Historically, the aluminum giant is on weak fundamental footing. Alcoa missed the consensus estimate in three of the prior four reporting periods, resulting in an average downside surprise of more than 23% during this time.
Expectations are low on Wall Street, with the brokerage community dropping average second-quarter earnings estimates from 12 cents per share during the past month, thanks to weak aluminum prices and concerns about a slowing global economy. However, unofficial estimates may have sunk even lower, as AA’s whisper number hints at expectations for second-quarter earnings of just 5 cents per share.
Additionally, the brokerage community has issued 12 hold or worse ratings on AA, compared to nine buy ratings. From a contrarian perspective, this configuration leaves plenty of room for potential upgrades should Alcoa manage to best Wall Street’s relatively low earnings expectations.
Meanwhile, short interest has surged more than 12% during the past two months, resulting in 80.65 million Alcoa shares sold short. With more than 7% of its float shorted, plenty of bears could be squeezed into covering their bets following a better-than-expected quarterly report on Monday.
Technically, AA shares have been trapped beneath resistance at the $9 level for the past several months, bouncing along support in the $8.25 region.
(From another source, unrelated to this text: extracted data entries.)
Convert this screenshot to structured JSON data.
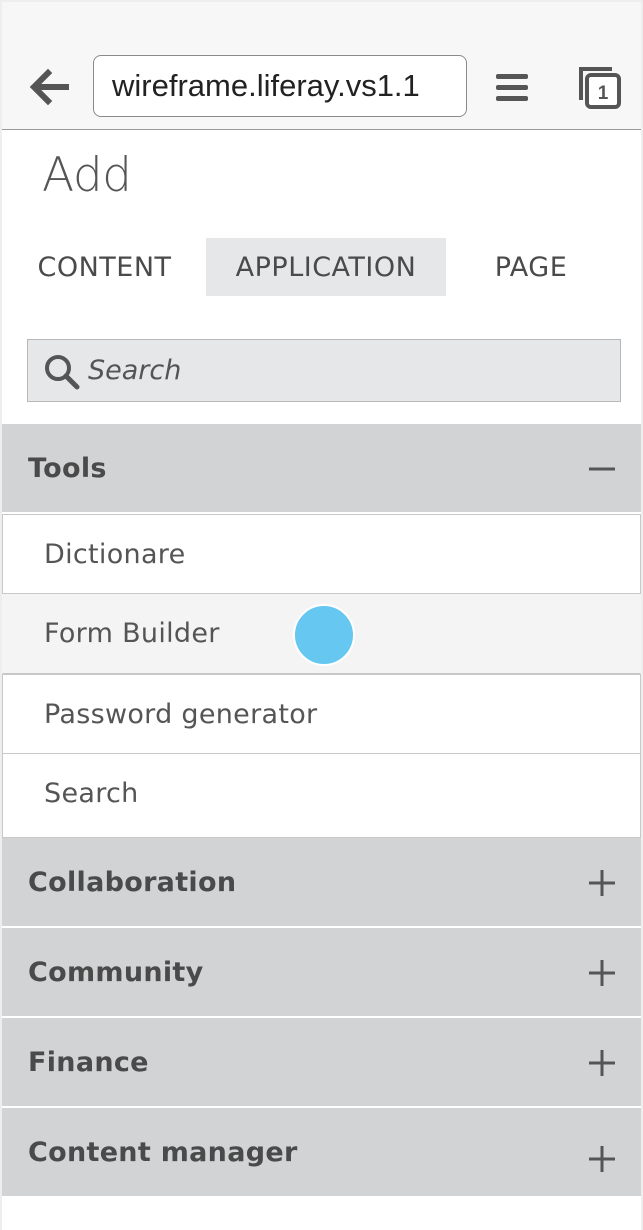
{
  "browser": {
    "url": "wireframe.liferay.vs1.1",
    "tab_count": "1",
    "back_icon": "arrow-left-icon",
    "menu_icon": "hamburger-icon",
    "tabs_icon": "tabs-icon"
  },
  "panel": {
    "title": "Add",
    "tabs": [
      {
        "label": "CONTENT",
        "active": false
      },
      {
        "label": "APPLICATION",
        "active": true
      },
      {
        "label": "PAGE",
        "active": false
      }
    ],
    "search": {
      "placeholder": "Search",
      "value": ""
    }
  },
  "sections": [
    {
      "label": "Tools",
      "expanded": true,
      "toggle_icon": "minus-icon",
      "items": [
        {
          "label": "Dictionare"
        },
        {
          "label": "Form Builder"
        },
        {
          "label": "Password generator"
        },
        {
          "label": "Search"
        }
      ]
    },
    {
      "label": "Collaboration",
      "expanded": false,
      "toggle_icon": "plus-icon"
    },
    {
      "label": "Community",
      "expanded": false,
      "toggle_icon": "plus-icon"
    },
    {
      "label": "Finance",
      "expanded": false,
      "toggle_icon": "plus-icon"
    },
    {
      "label": "Content manager",
      "expanded": false,
      "toggle_icon": "plus-icon"
    }
  ],
  "colors": {
    "section_header_bg": "#d2d3d5",
    "active_tab_bg": "#e6e7e9",
    "tap_indicator": "#66c7f0",
    "text": "#555555"
  }
}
In a recent show of strength, the stock closed above its 50-day moving average on July 3, marking the first close above this trendline since March 21. This move above former resistance could be a sign that AA is finally ready to leave the $9 level behind.
For those looking to trade AA, the stock’s weekly July 14 options are pricing in a post-earnings move of about 5.9%. Given this data, and the potential for a post-earnings rally, an AA weekly July 14 bull call spread could be potentially lucrative.
The weekly July 9/10 bull call spread was asked at 18 cents, or $18 per pair of contracts, placing breakeven at $9.18 — a gain of about 2.9% from yesterday’s close at $8.92. The maximum loss on this trade is limited to the initial debit, while a maximum profit of 82 cents, or $82 per pair of contracts, is possible if AA closes at or above $10 when these weekly options expire on July 14.